Data odierna 22-08-2017

I trasferimenti dei docenti all’estero sono stati al centro dell’incontro di lunedì scorso, 17 luglio, alla Farnesina tra una delegazione del Ministero degli esteri e i sindacati della scuola Flc...

Docenti all’estero, sindacati e Farnesina: il MAECI continua con gli atti unilaterali

I trasferimenti dei docenti all’estero sono stati al centro dell’incontro di lunedì scorso, 17 luglio, alla Farnesina tra una delegazione del Ministero degli estere i sindacati della scuola Flc Cgil, Cisl Scuola, Uil Scuola, Snals e Confsal che, in una nota congiunta, accusano il Ministero di decisioni unilaterali su un tema che dovrebbe essere restituito alla contrattazione.
A guidare la delegazione del Maeci il Consigliere di legazione Roberto Nocella, Capo ufficio V della DGSP.
“All’ordine del giorno – spiegano i sindacati nella nota congiunta – le disposizioni applicative contenute negli artt. 21 e 35 del decreto legislativo n. 64 del 13 aprile 2017, relative ai trasferimenti d’ufficio e a domanda per il personale in servizio all’estero.

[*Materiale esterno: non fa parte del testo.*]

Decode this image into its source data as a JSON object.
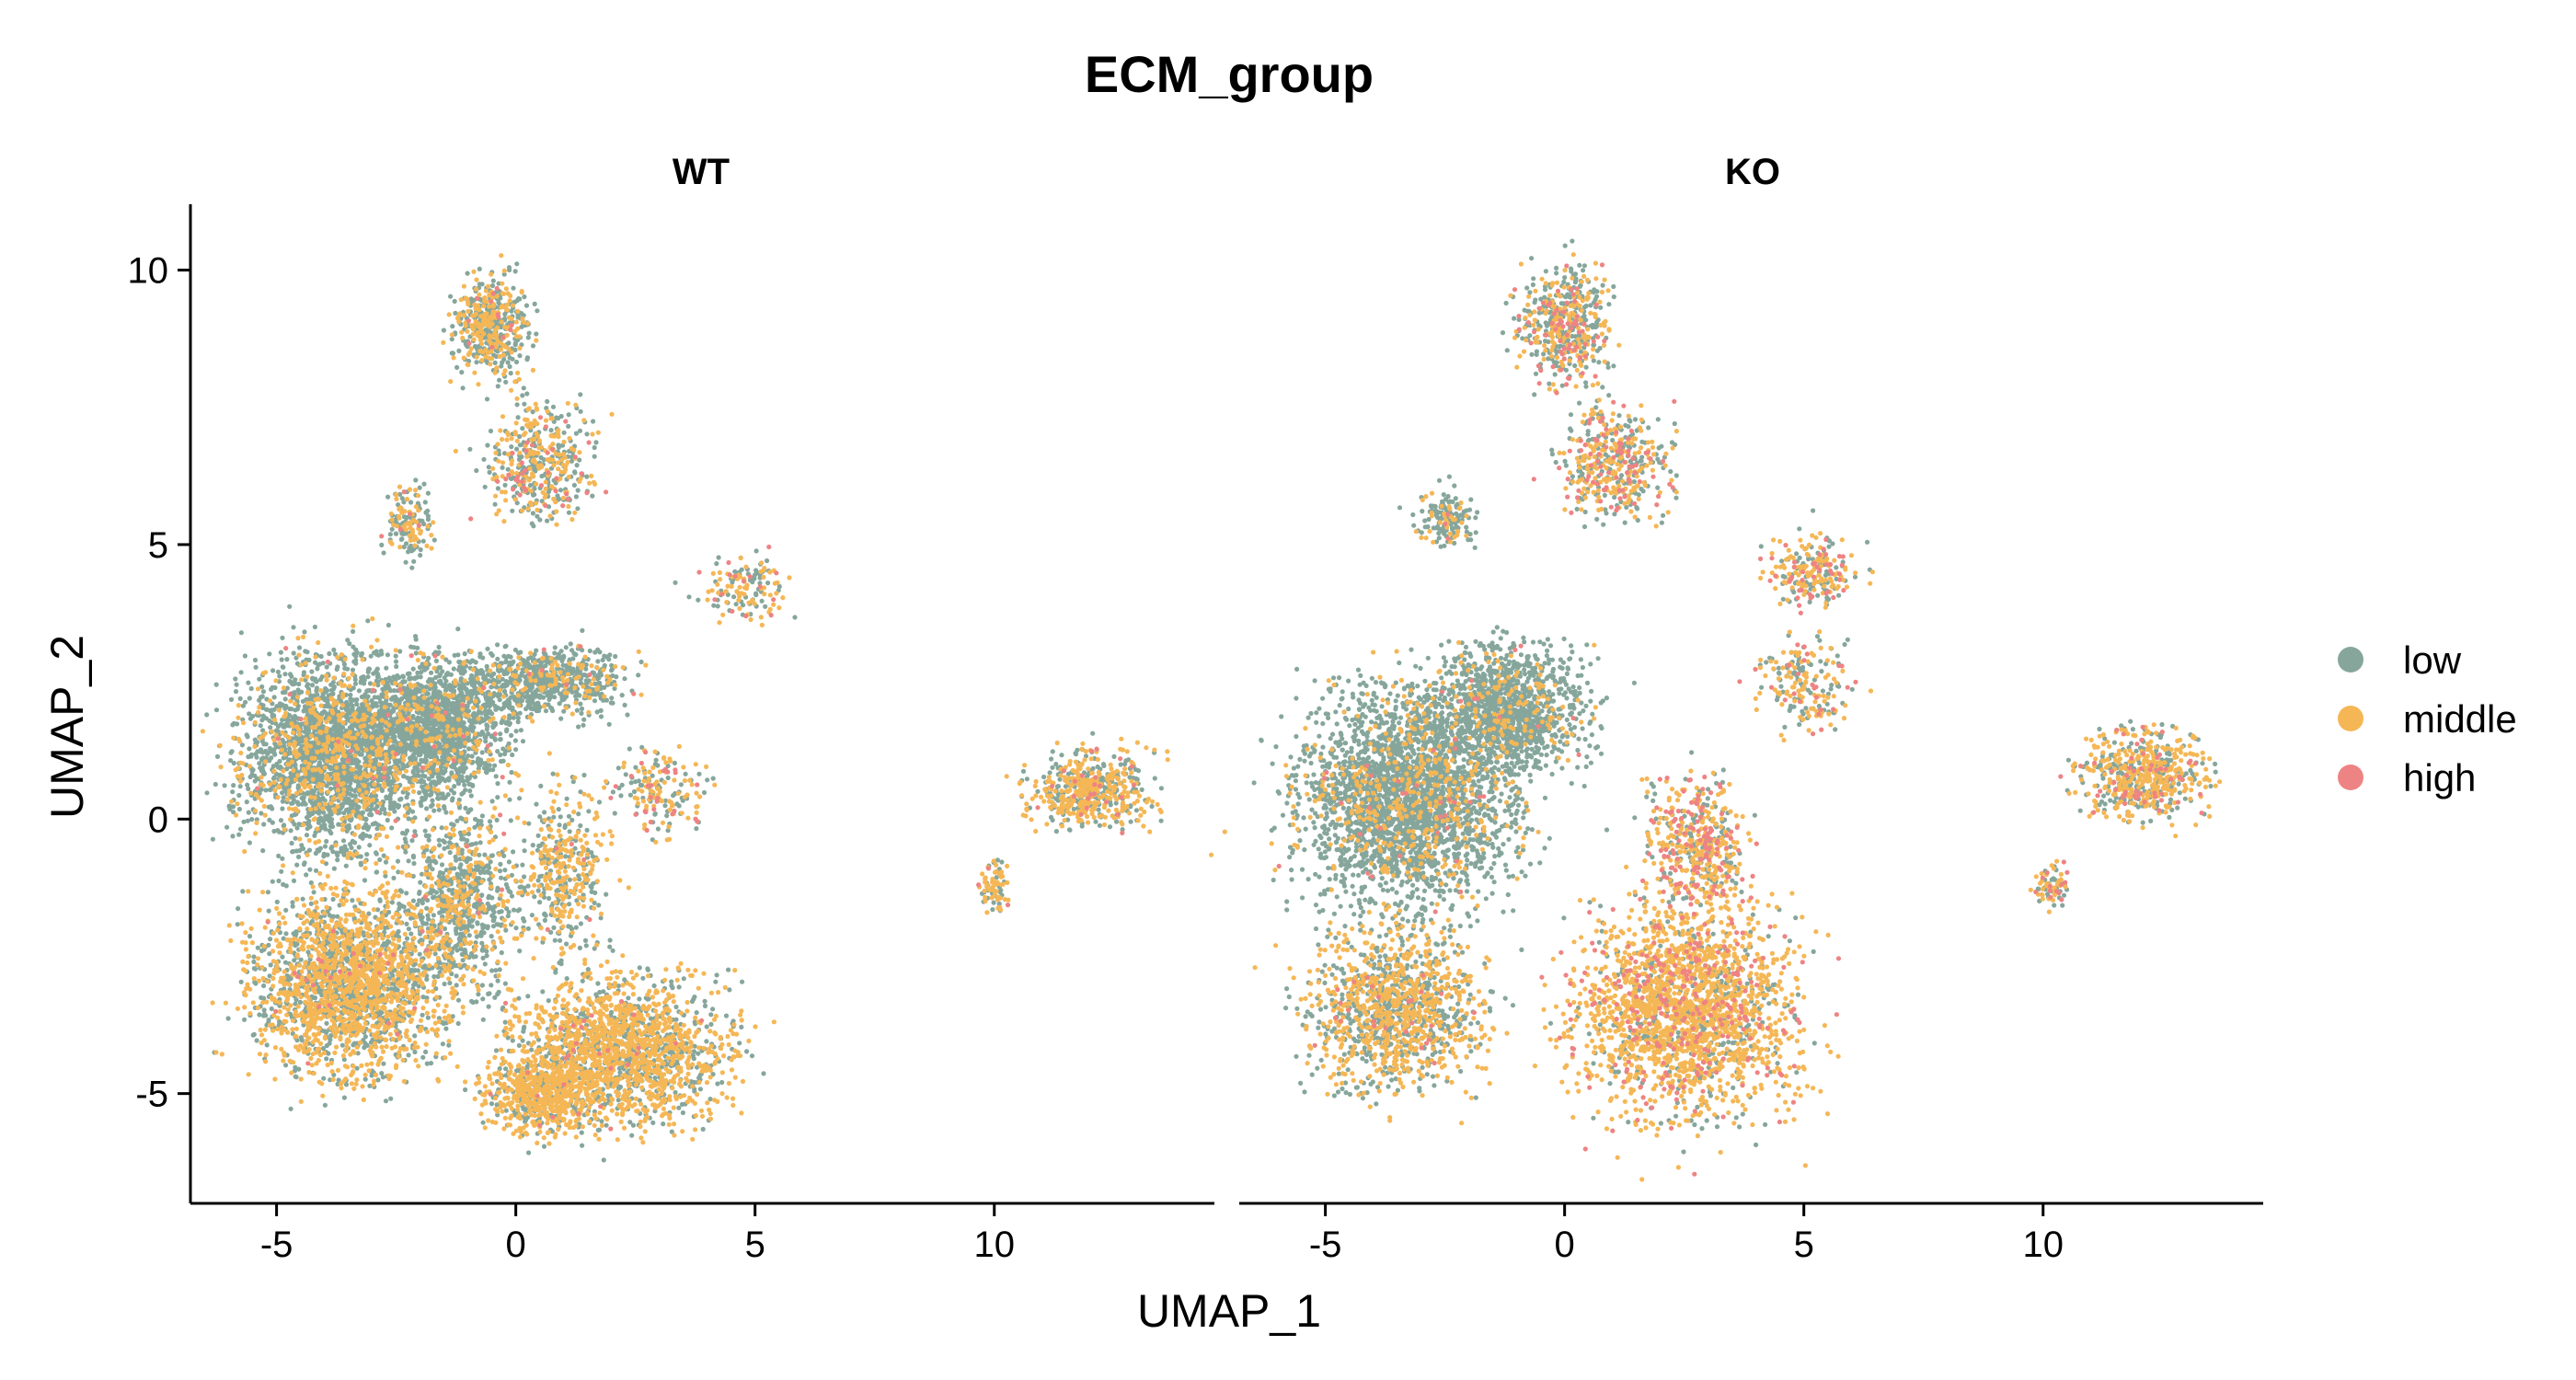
{
  "chart_data": {
    "type": "scatter",
    "title": "ECM_group",
    "xlabel": "UMAP_1",
    "ylabel": "UMAP_2",
    "xlim": [
      -6.8,
      14.6
    ],
    "ylim": [
      -7.0,
      11.2
    ],
    "x_ticks": [
      -5,
      0,
      5,
      10
    ],
    "y_ticks": [
      -5,
      0,
      5,
      10
    ],
    "x_tick_labels": [
      "-5",
      "0",
      "5",
      "10"
    ],
    "y_tick_labels": [
      "-5",
      "0",
      "5",
      "10"
    ],
    "grid": false,
    "legend_position": "right",
    "legend": [
      {
        "key": "low",
        "label": "low",
        "color": "#86A69C"
      },
      {
        "key": "middle",
        "label": "middle",
        "color": "#F5B756"
      },
      {
        "key": "high",
        "label": "high",
        "color": "#EE8383"
      }
    ],
    "facets": [
      {
        "label": "WT",
        "clusters": [
          {
            "cx": -3.8,
            "cy": 1.2,
            "rx": 1.9,
            "ry": 1.7,
            "n": 2600,
            "mix": [
              0.82,
              0.17,
              0.01
            ]
          },
          {
            "cx": -1.6,
            "cy": 1.7,
            "rx": 1.4,
            "ry": 1.2,
            "n": 1400,
            "mix": [
              0.88,
              0.11,
              0.01
            ]
          },
          {
            "cx": 0.6,
            "cy": 2.5,
            "rx": 1.6,
            "ry": 0.6,
            "n": 700,
            "mix": [
              0.85,
              0.14,
              0.01
            ]
          },
          {
            "cx": -3.5,
            "cy": -3.0,
            "rx": 1.9,
            "ry": 1.6,
            "n": 2200,
            "mix": [
              0.42,
              0.57,
              0.01
            ]
          },
          {
            "cx": -1.2,
            "cy": -1.5,
            "rx": 1.2,
            "ry": 1.6,
            "n": 800,
            "mix": [
              0.7,
              0.29,
              0.01
            ]
          },
          {
            "cx": 2.2,
            "cy": -4.2,
            "rx": 2.2,
            "ry": 1.3,
            "n": 1800,
            "mix": [
              0.35,
              0.64,
              0.01
            ]
          },
          {
            "cx": 0.5,
            "cy": -5.0,
            "rx": 1.2,
            "ry": 0.7,
            "n": 600,
            "mix": [
              0.3,
              0.69,
              0.01
            ]
          },
          {
            "cx": 1.0,
            "cy": -1.0,
            "rx": 0.9,
            "ry": 1.6,
            "n": 400,
            "mix": [
              0.5,
              0.49,
              0.01
            ]
          },
          {
            "cx": -0.5,
            "cy": 9.0,
            "rx": 0.8,
            "ry": 0.9,
            "n": 500,
            "mix": [
              0.6,
              0.37,
              0.03
            ]
          },
          {
            "cx": 0.5,
            "cy": 6.5,
            "rx": 1.1,
            "ry": 1.0,
            "n": 450,
            "mix": [
              0.5,
              0.4,
              0.1
            ]
          },
          {
            "cx": -2.3,
            "cy": 5.4,
            "rx": 0.5,
            "ry": 0.6,
            "n": 150,
            "mix": [
              0.6,
              0.38,
              0.02
            ]
          },
          {
            "cx": 4.8,
            "cy": 4.2,
            "rx": 0.9,
            "ry": 0.6,
            "n": 140,
            "mix": [
              0.4,
              0.5,
              0.1
            ]
          },
          {
            "cx": 3.0,
            "cy": 0.5,
            "rx": 1.0,
            "ry": 0.8,
            "n": 180,
            "mix": [
              0.4,
              0.45,
              0.15
            ]
          },
          {
            "cx": 12.0,
            "cy": 0.5,
            "rx": 1.3,
            "ry": 0.7,
            "n": 550,
            "mix": [
              0.4,
              0.55,
              0.05
            ]
          },
          {
            "cx": 10.0,
            "cy": -1.2,
            "rx": 0.3,
            "ry": 0.4,
            "n": 80,
            "mix": [
              0.3,
              0.6,
              0.1
            ]
          }
        ]
      },
      {
        "label": "KO",
        "clusters": [
          {
            "cx": -3.3,
            "cy": 0.4,
            "rx": 2.2,
            "ry": 1.9,
            "n": 2900,
            "mix": [
              0.86,
              0.13,
              0.01
            ]
          },
          {
            "cx": -1.2,
            "cy": 2.0,
            "rx": 1.6,
            "ry": 1.1,
            "n": 1300,
            "mix": [
              0.88,
              0.11,
              0.01
            ]
          },
          {
            "cx": -3.5,
            "cy": -3.5,
            "rx": 1.7,
            "ry": 1.4,
            "n": 1300,
            "mix": [
              0.45,
              0.53,
              0.02
            ]
          },
          {
            "cx": 2.5,
            "cy": -3.5,
            "rx": 2.2,
            "ry": 1.9,
            "n": 2200,
            "mix": [
              0.18,
              0.7,
              0.12
            ]
          },
          {
            "cx": 2.8,
            "cy": -0.5,
            "rx": 1.0,
            "ry": 1.2,
            "n": 500,
            "mix": [
              0.3,
              0.5,
              0.2
            ]
          },
          {
            "cx": 0.0,
            "cy": 9.0,
            "rx": 0.9,
            "ry": 1.0,
            "n": 500,
            "mix": [
              0.55,
              0.3,
              0.15
            ]
          },
          {
            "cx": 1.0,
            "cy": 6.5,
            "rx": 1.2,
            "ry": 1.0,
            "n": 450,
            "mix": [
              0.45,
              0.4,
              0.15
            ]
          },
          {
            "cx": -2.5,
            "cy": 5.5,
            "rx": 0.6,
            "ry": 0.5,
            "n": 150,
            "mix": [
              0.7,
              0.28,
              0.02
            ]
          },
          {
            "cx": 5.2,
            "cy": 4.5,
            "rx": 1.0,
            "ry": 0.6,
            "n": 220,
            "mix": [
              0.35,
              0.45,
              0.2
            ]
          },
          {
            "cx": 5.0,
            "cy": 2.5,
            "rx": 0.9,
            "ry": 0.9,
            "n": 200,
            "mix": [
              0.4,
              0.45,
              0.15
            ]
          },
          {
            "cx": 12.0,
            "cy": 0.8,
            "rx": 1.3,
            "ry": 0.8,
            "n": 600,
            "mix": [
              0.35,
              0.55,
              0.1
            ]
          },
          {
            "cx": 10.2,
            "cy": -1.2,
            "rx": 0.4,
            "ry": 0.4,
            "n": 80,
            "mix": [
              0.3,
              0.5,
              0.2
            ]
          }
        ]
      }
    ]
  }
}
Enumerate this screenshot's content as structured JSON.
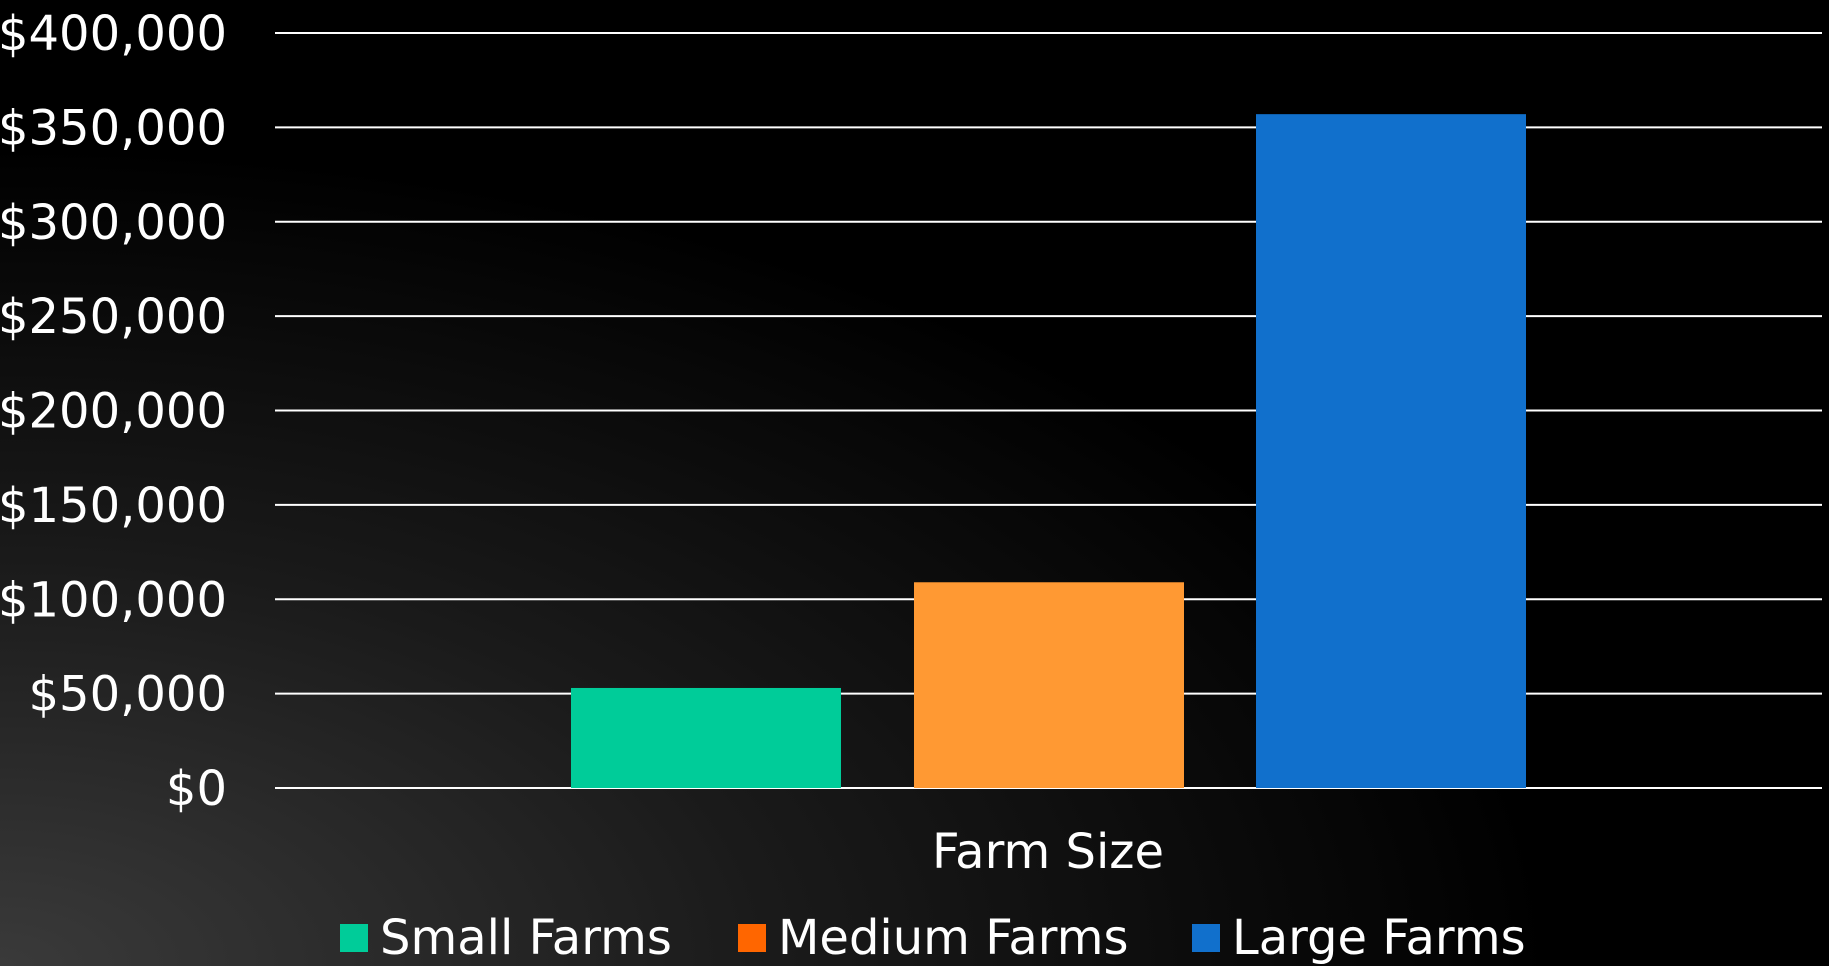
{
  "chart_data": {
    "type": "bar",
    "title": "",
    "xlabel": "Farm Size",
    "ylabel": "",
    "ylim": [
      0,
      400000
    ],
    "y_ticks": [
      "$0",
      "$50,000",
      "$100,000",
      "$150,000",
      "$200,000",
      "$250,000",
      "$300,000",
      "$350,000",
      "$400,000"
    ],
    "y_tick_values": [
      0,
      50000,
      100000,
      150000,
      200000,
      250000,
      300000,
      350000,
      400000
    ],
    "grid": true,
    "legend": "bottom",
    "series": [
      {
        "name": "Small Farms",
        "value": 53000,
        "color": "#00cc99"
      },
      {
        "name": "Medium Farms",
        "value": 109000,
        "color": "#ff9933"
      },
      {
        "name": "Large Farms",
        "value": 357000,
        "color": "#1170cc"
      }
    ],
    "legend_swatch_colors": [
      "#00cc99",
      "#ff6600",
      "#1170cc"
    ],
    "background": "#000000",
    "text_color": "#ffffff"
  }
}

I rappresentanti del Maeci hanno illustrato i contenuti del decreto e della circolare applicativa a firma del Direttore Generale della DGSP, per il 2017/18, che riguardano esclusivamente i trasferimenti d’ufficio per gravi motivi o per soppressione di posto per il personale in servizio nelle scuole, nei corsi e nei lettorati e i criteri della mobilità d’ufficio e a domanda per il personale in servizio nelle scuole europee”.
Su questo punto, i sindacati hanno espresso “il proprio dissenso all’emanazione di un provvedimento direttoriale sulla mobilità all’estero, che esclude ancora una volta il confronto contrattuale su materie pattizie come la mobilità” ed evidenziato “notevoli contraddizioni presenti del testo proposto, che non garantisce, al contrario di quanto previsto dal decreto legislativo n. 64, né i trasferimenti dalle sedi particolarmente disagiate e neanche la mobilità all’interno della stessa circoscrizione consolare, pur senza costi aggiuntivi per l’Amministrazione del Maeci”.
In conclusione, i sindacati della scuola “hanno rappresentato alla delegazione MAECI/MIUR che l’emanazione di provvedimenti unilaterali in materia di mobilità rischia di determinare gravi contenziosi giudiziali da parte del personale interessato, con inevitabili ritardi per le successive procedure di nomina per il 201/18 e incalcolabili conseguenze per l’inizio delle lezioni nelle istituzioni scolastiche all’estero per il prossimo anno scolastico”.